Affably Evil/Faux Affably Evil: Zigzags the two. To most people, he's Faux Affably Evil, often utilizing Exact Words to make people think he's about to give them what they want before making their torments even more painful. To other supernatural beings and the handful of humans he respects, he's Affably Evil; he'll still torture them if they become annoying, but when he's not doing so, he's fairly friendly and can sometimes even act as a caring presence.
Even Evil Has Loved Ones: He gets a one-shot love interest named Hope in one Christmas special. He also cares more about Scumspawn and the Professor than he lets on.
Evil Redhead: Possibly. Since it's revealed in Series six that all redheads are of angel descent and vice versa, it stands to reason that all angels are also redheaded. Satan himself says that only the junior angels were redheads, and that as an archangel he had golden hair - but of course he's been demoted quite a bit since then.
Fallen Angel: He can still remember the pain when God tore off his wings.
Green-Eyed Monster: The Professor often notes (to the point of it being a catchphrase) that Satan torments humans because he wants to bring everyone down to his level- he hates himself and his situation and wants everyone to be as miserable as he is. For extra points, Satan is actually described as having green eyes.
Hypocrite: One of the main reasons for his hatred of humans is their refusal to own up to their mistakes, yet he continually objects to any attempt to blame him for his own rebellion against God and subsequent banishment from Heaven.
Paper-Thin Disguise: He may be able to change his shape, but humorously, doesn't do much (or often anything) to change his voice. At one point he complains that God saddled him with inflexible vocal cords, so it's likely he actually can't.
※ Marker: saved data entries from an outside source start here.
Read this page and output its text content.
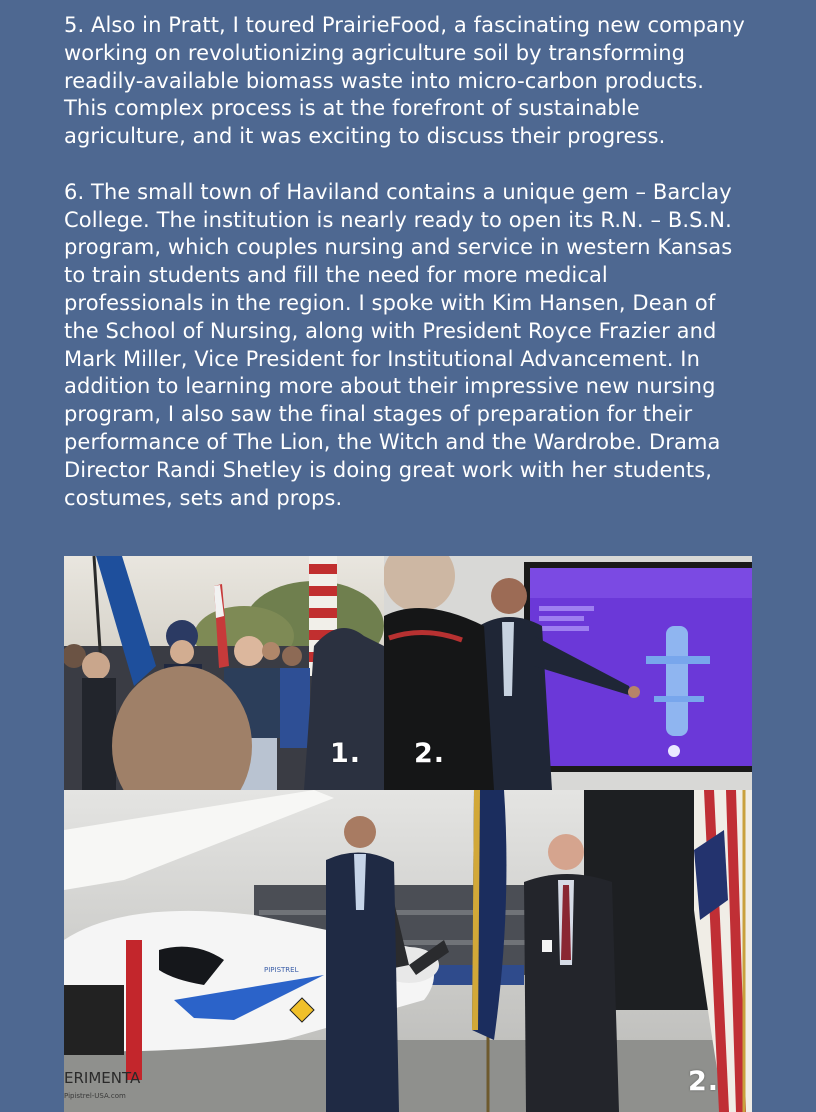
5. Also in Pratt, I toured PrairieFood, a fascinating new company working on revolutionizing agriculture soil by transforming readily-available biomass waste into micro-carbon products. This complex process is at the forefront of sustainable agriculture, and it was exciting to discuss their progress.

6. The small town of Haviland contains a unique gem – Barclay College. The institution is nearly ready to open its R.N. – B.S.N. program, which couples nursing and service in western Kansas to train students and fill the need for more medical professionals in the region. I spoke with Kim Hansen, Dean of the School of Nursing, along with President Royce Frazier and Mark Miller, Vice President for Institutional Advancement. In addition to learning more about their impressive new nursing program, I also saw the final stages of preparation for their performance of The Lion, the Witch and the Wardrobe. Drama Director Randi Shetley is doing great work with her students, costumes, sets and props.

1. 2.
ERIMENTA
Pipistrel-USA.com
PIPISTREL
2.
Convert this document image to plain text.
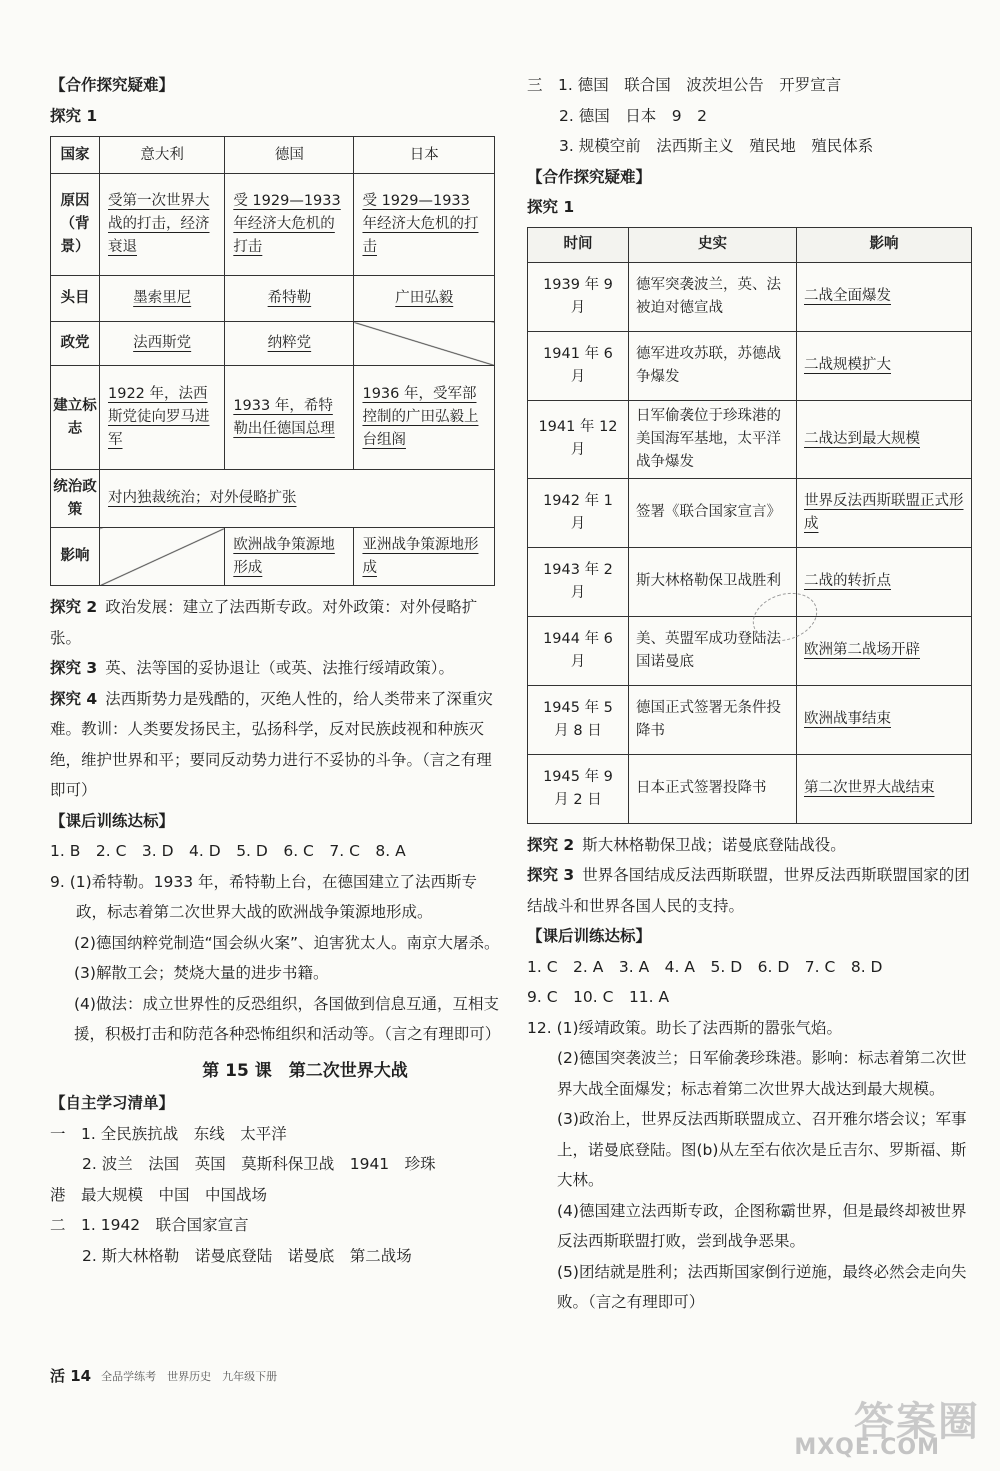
【合作探究疑难】
探究 1
国家	意大利	德国	日本
原因（背景）	受第一次世界大战的打击，经济衰退	受 1929—1933 年经济大危机的打击	受 1929—1933 年经济大危机的打击
头目	墨索里尼	希特勒	广田弘毅
政党	法西斯党	纳粹党	
建立标志	1922 年，法西斯党徒向罗马进军	1933 年，希特勒出任德国总理	1936 年，受军部控制的广田弘毅上台组阁
统治政策	对内独裁统治；对外侵略扩张		
影响		欧洲战争策源地形成	亚洲战争策源地形成
探究 2 政治发展：建立了法西斯专政。对外政策：对外侵略扩张。
探究 3 英、法等国的妥协退让（或英、法推行绥靖政策）。
探究 4 法西斯势力是残酷的，灭绝人性的，给人类带来了深重灾难。教训：人类要发扬民主，弘扬科学，反对民族歧视和种族灭绝，维护世界和平；要同反动势力进行不妥协的斗争。（言之有理即可）
【课后训练达标】
1. B　2. C　3. D　4. D　5. D　6. C　7. C　8. A
9. (1)希特勒。1933 年，希特勒上台，在德国建立了法西斯专政，标志着第二次世界大战的欧洲战争策源地形成。
(2)德国纳粹党制造“国会纵火案”、迫害犹太人。南京大屠杀。
(3)解散工会；焚烧大量的进步书籍。
(4)做法：成立世界性的反恐组织，各国做到信息互通，互相支援，积极打击和防范各种恐怖组织和活动等。（言之有理即可）
第 15 课　第二次世界大战
【自主学习清单】
一　1. 全民族抗战　东线　太平洋
2. 波兰　法国　英国　莫斯科保卫战　1941　珍珠
港　最大规模　中国　中国战场
二　1. 1942　联合国家宣言
2. 斯大林格勒　诺曼底登陆　诺曼底　第二战场
三　1. 德国　联合国　波茨坦公告　开罗宣言
2. 德国　日本　9　2
3. 规模空前　法西斯主义　殖民地　殖民体系
【合作探究疑难】
探究 1
时间	史实	影响
1939 年 9 月	德军突袭波兰，英、法被迫对德宣战	二战全面爆发
1941 年 6 月	德军进攻苏联，苏德战争爆发	二战规模扩大
1941 年 12 月	日军偷袭位于珍珠港的美国海军基地，太平洋战争爆发	二战达到最大规模
1942 年 1 月	签署《联合国家宣言》	世界反法西斯联盟正式形成
1943 年 2 月	斯大林格勒保卫战胜利	二战的转折点
1944 年 6 月	美、英盟军成功登陆法国诺曼底	欧洲第二战场开辟
1945 年 5 月 8 日	德国正式签署无条件投降书	欧洲战事结束
1945 年 9 月 2 日	日本正式签署投降书	第二次世界大战结束
探究 2 斯大林格勒保卫战；诺曼底登陆战役。
探究 3 世界各国结成反法西斯联盟，世界反法西斯联盟国家的团结战斗和世界各国人民的支持。
【课后训练达标】
1. C　2. A　3. A　4. A　5. D　6. D　7. C　8. D
9. C　10. C　11. A
12. (1)绥靖政策。助长了法西斯的嚣张气焰。
(2)德国突袭波兰；日军偷袭珍珠港。影响：标志着第二次世界大战全面爆发；标志着第二次世界大战达到最大规模。
(3)政治上，世界反法西斯联盟成立、召开雅尔塔会议；军事上，诺曼底登陆。图(b)从左至右依次是丘吉尔、罗斯福、斯大林。
(4)德国建立法西斯专政，企图称霸世界，但是最终却被世界反法西斯联盟打败，尝到战争恶果。
(5)团结就是胜利；法西斯国家倒行逆施，最终必然会走向失败。（言之有理即可）
活 14 全品学练考　世界历史　九年级下册
答案圈
MXQE.COM
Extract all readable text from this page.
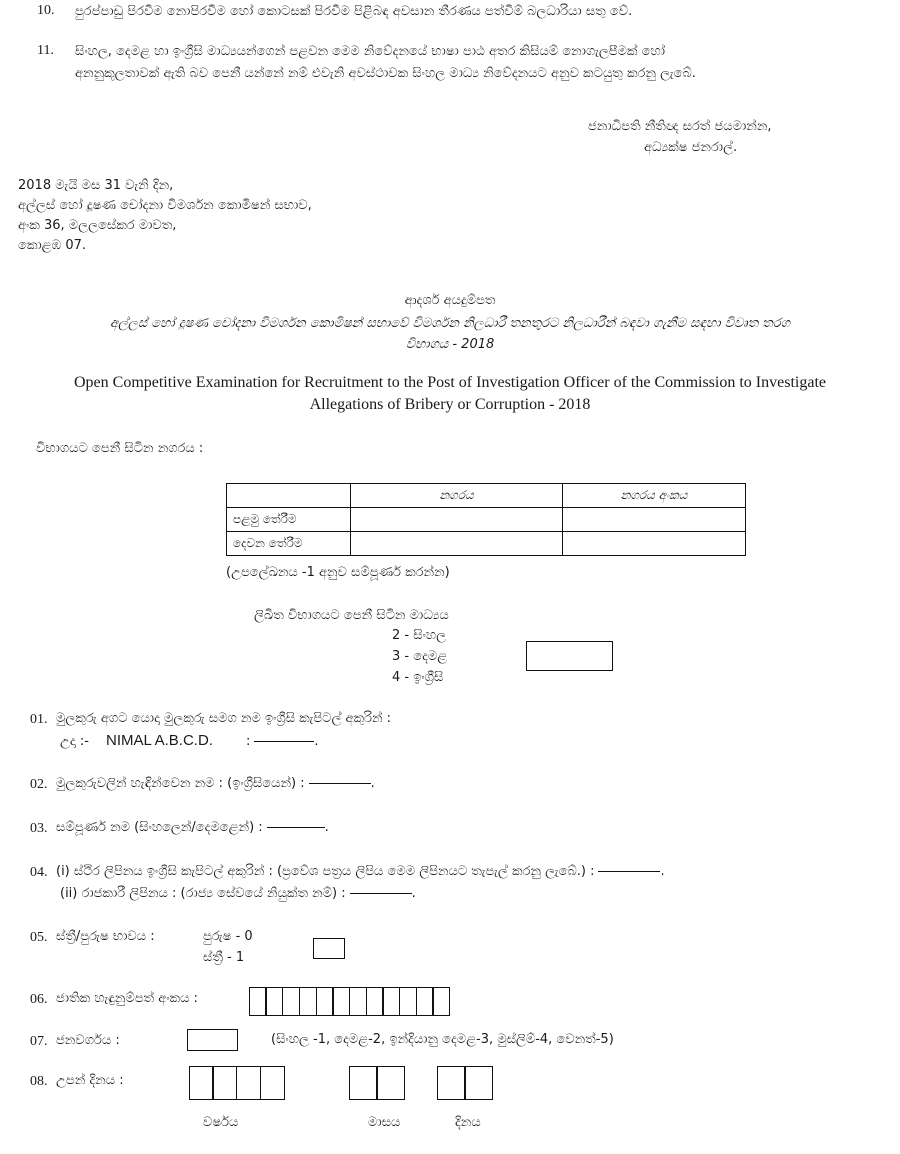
10. පුරප්පාඩු පිරවීම නොපිරවීම හෝ කොටසක් පිරවීම පිළිබඳ අවසාන තීරණය පත්වීම් බලධාරියා සතු වේ.
11. සිංහල, දෙමළ හා ඉංග්‍රීසි මාධ්‍යයන්ගෙන් පළවන මෙම නිවේදනයේ භාෂා පාඨ අතර කිසියම් නොගැලපීමක් හෝ
අනනුකූලතාවක් ඇති බව පෙනී යන්නේ නම් එවැනි අවස්ථාවක සිංහල මාධ්‍ය නිවේදනයට අනුව කටයුතු කරනු ලැබේ.
ජනාධිපති නීතිඥ සරත් ජයමාන්න,
අධ්‍යක්ෂ ජනරාල්.
2018 මැයි මස 31 වැනි දින,
අල්ලස් හෝ දූෂණ චෝදනා විමර්ශන කොමිෂන් සභාව,
අංක 36, මලලසේකර මාවත,
කොළඹ 07.
ආදර්ශ අයදුම්පත
අල්ලස් හෝ දූෂණ චෝදනා විමර්ශන කොමිෂන් සභාවේ විමර්ශන නිලධාරී තනතුරට නිලධාරීන් බඳවා ගැනීම සඳහා විවෘත තරග
විභාගය - 2018
Open Competitive Examination for Recruitment to the Post of Investigation Officer of the Commission to Investigate
Allegations of Bribery or Corruption - 2018
විභාගයට පෙනී සිටින නගරය :
	නගරය	නගරය අංකය
පළමු තේරීම		
දෙවන තේරීම		
(උපලේඛනය -1 අනුව සම්පූර්ණ කරන්න)
ලිඛිත විභාගයට පෙනී සිටින මාධ්‍යය
2 - සිංහල
3 - දෙමළ
4 - ඉංග්‍රීසි
01. මුලකුරු අගට යොදා මුලකුරු සමග නම ඉංග්‍රීසි කැපිටල් අකුරින් :
උදා :- NIMAL A.B.C.D.	:	.
02. මුලකුරුවලින් හැඳින්වෙන නම : (ඉංග්‍රීසියෙන්) :	.
03. සම්පූර්ණ නම (සිංහලෙන්/දෙමළෙන්) :	.
04. (i) ස්ථිර ලිපිනය ඉංග්‍රීසි කැපිටල් අකුරින් : (ප්‍රවේශ පත්‍රය ලිපිය මෙම ලිපිනයට තැපැල් කරනු ලැබේ.) :	.
(ii) රාජකාරී ලිපිනය : (රාජ්‍ය සේවයේ නියුක්ත නම්) :	.
05. ස්ත්‍රී/පුරුෂ භාවය :	පුරුෂ - 0
ස්ත්‍රී - 1
06. ජාතික හැඳුනුම්පත් අංකය :
07. ජනවර්ගය :	(සිංහල -1, දෙමළ-2, ඉන්දියානු දෙමළ-3, මුස්ලිම්-4, වෙනත්-5)
08. උපන් දිනය :
වර්ෂය	මාසය	දිනය
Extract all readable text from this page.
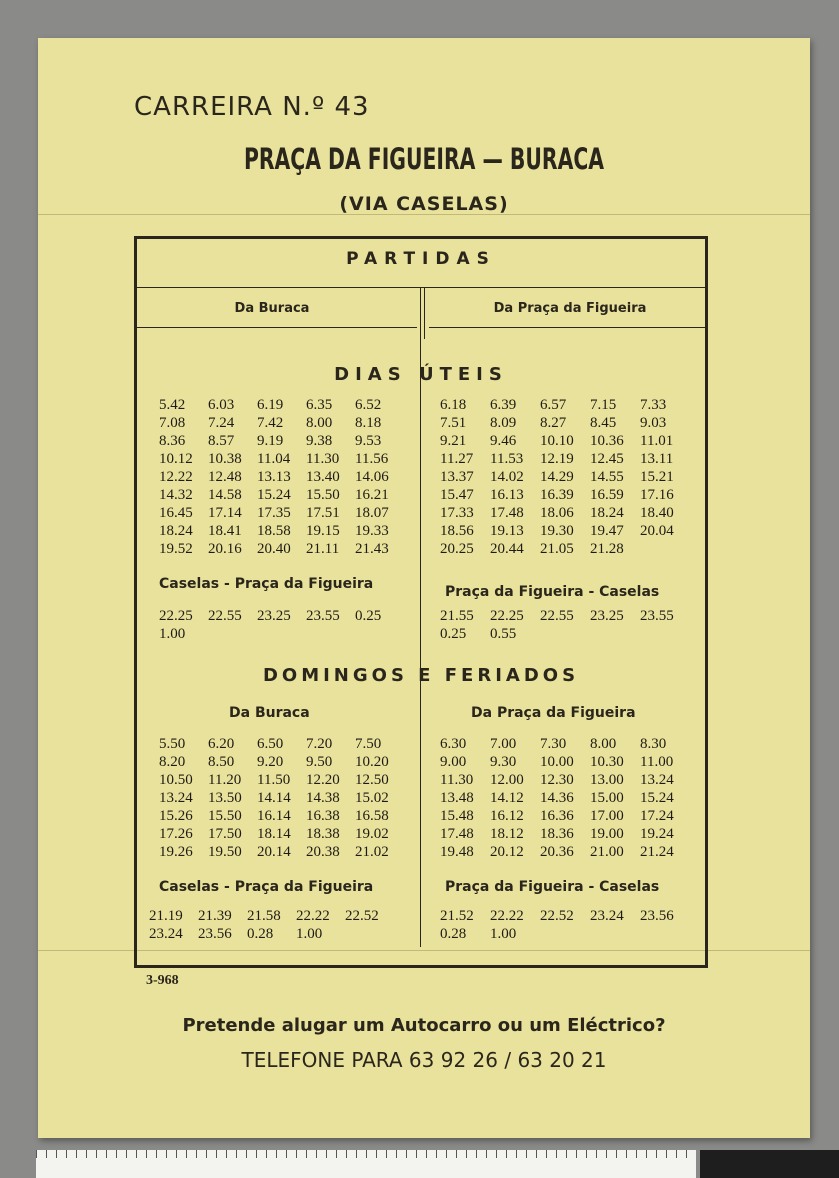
CARREIRA N.º 43
PRAÇA DA FIGUEIRA — BURACA
(VIA CASELAS)
PARTIDAS
Da Buraca	Da Praça da Figueira
DIAS ÚTEIS
5.42	6.03	6.19	6.35	6.52
7.08	7.24	7.42	8.00	8.18
8.36	8.57	9.19	9.38	9.53
10.12	10.38	11.04	11.30	11.56
12.22	12.48	13.13	13.40	14.06
14.32	14.58	15.24	15.50	16.21
16.45	17.14	17.35	17.51	18.07
18.24	18.41	18.58	19.15	19.33
19.52	20.16	20.40	21.11	21.43
6.18	6.39	6.57	7.15	7.33
7.51	8.09	8.27	8.45	9.03
9.21	9.46	10.10	10.36	11.01
11.27	11.53	12.19	12.45	13.11
13.37	14.02	14.29	14.55	15.21
15.47	16.13	16.39	16.59	17.16
17.33	17.48	18.06	18.24	18.40
18.56	19.13	19.30	19.47	20.04
20.25	20.44	21.05	21.28
Caselas - Praça da Figueira	Praça da Figueira - Caselas
22.25	22.55	23.25	23.55	0.25
1.00
21.55	22.25	22.55	23.25	23.55
0.25	0.55
DOMINGOS E FERIADOS
Da Buraca	Da Praça da Figueira
5.50	6.20	6.50	7.20	7.50
8.20	8.50	9.20	9.50	10.20
10.50	11.20	11.50	12.20	12.50
13.24	13.50	14.14	14.38	15.02
15.26	15.50	16.14	16.38	16.58
17.26	17.50	18.14	18.38	19.02
19.26	19.50	20.14	20.38	21.02
6.30	7.00	7.30	8.00	8.30
9.00	9.30	10.00	10.30	11.00
11.30	12.00	12.30	13.00	13.24
13.48	14.12	14.36	15.00	15.24
15.48	16.12	16.36	17.00	17.24
17.48	18.12	18.36	19.00	19.24
19.48	20.12	20.36	21.00	21.24
Caselas - Praça da Figueira	Praça da Figueira - Caselas
21.19	21.39	21.58	22.22	22.52
23.24	23.56	0.28	1.00
21.52	22.22	22.52	23.24	23.56
0.28	1.00
3-968
Pretende alugar um Autocarro ou um Eléctrico?
TELEFONE PARA 63 92 26 / 63 20 21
Pay Evil unto Evil: His whole job description, and the reason he doesn't like having "the undeserving damned" around; they cramp his style.
The Sleepless: One episode of series four is dedicated to him trying to experience sleep, which he never has before. He's specifically interested in dreaming in order to relive his days as an angel. He succeeds...only to have a nightmare about the fall and swear off sleep altogether.
Shrouded in Myth: He wasn't the snake in the Garden of Eden, nor was he responsible for Job's misfortunes.
Voluntary Shapeshifting: His default form is a stereotypical red devil with goat legs, but he can make himself look extra demonic to intimidate people and frequently impersonates human celebrities.
Wouldn't Hurt a Child: Satan has strict standards of not possessing anyone who isn't old enough to make moral choices, and is thus in one episode is shown to be enraged at fundamentalists who believe a child is possessed by him, and want to beat Satan out of the child.
Not-So-Harmless Villain: He's more of a punching bag than a villain by the time of the series. However, in life, he murdered, raped, and tortured god knows how many innocent people, and was able to get away with it completely until Satan found out about it.
Pet the Dog: Usually on behalf of Scumspawn, although he does this *literally* in season 7.
Fallen Angel: Was expelled from Heaven for supporting Satan's rebellion.
Genius Ditz: He is totally naive and incompetent, but is secretly an incredibly talented musician and artist. At one point, he is able to BUILD ROBOTS.
Minion with an F in Evil: He tried to terrify the Professor by turning into a monstrous squid...and turned into a giant prawn. Complete with a bed of lettuce. In his downtime, he donates to a donkey sanctuary, collects Furbies and watches Glee. Oh, and he "torments" A.A. Milne by...keeping his teddy bear.
Determinator: As Satan notes 'arguing with her is like... well it's like cornering a badger'.
The Perfectionist: Has a bad case of this. After completing Satan's biography, she convinces herself that it's garbage and demands another writer in Hell find some criticism of it. When he tentatively suggests deleting one adverb, she tears the whole manuscript to shreds.
Renaissance Man: An Olympic fencer, award-winning historian and noted humanitarian. Her father had high standards, apparently.
Suspiciously Similar Substitute: introduced after the Professor leaves and plays a similar role. Played with in that there are notable differences between the two characters; where the Professor's idealism comes from trying to find the bright side of every situation, Edith's comes more from romanticizing certain people, ideas, and events while seeing no good in others. Also, while The Professor came to be fairly well-liked even by the villains, Edith is tolerated at best by most of the other characters.
Shrouded in Myth: She's absolutely nothing like you'd expect from her work, or even from historical accounts.
Never My Fault: He maintains that the Holocaust was merely overreacting to being filmed in the shower, and he blames his failed invasion of Russia on Jesse Owens.
Ultimate Evil: He's the most frequently mentioned out of all the historical figures, but he never speaks, is never spoken to, and other than one scene where he is explicitly in disguise, is never even spoken about in such a way that one can infer his presence.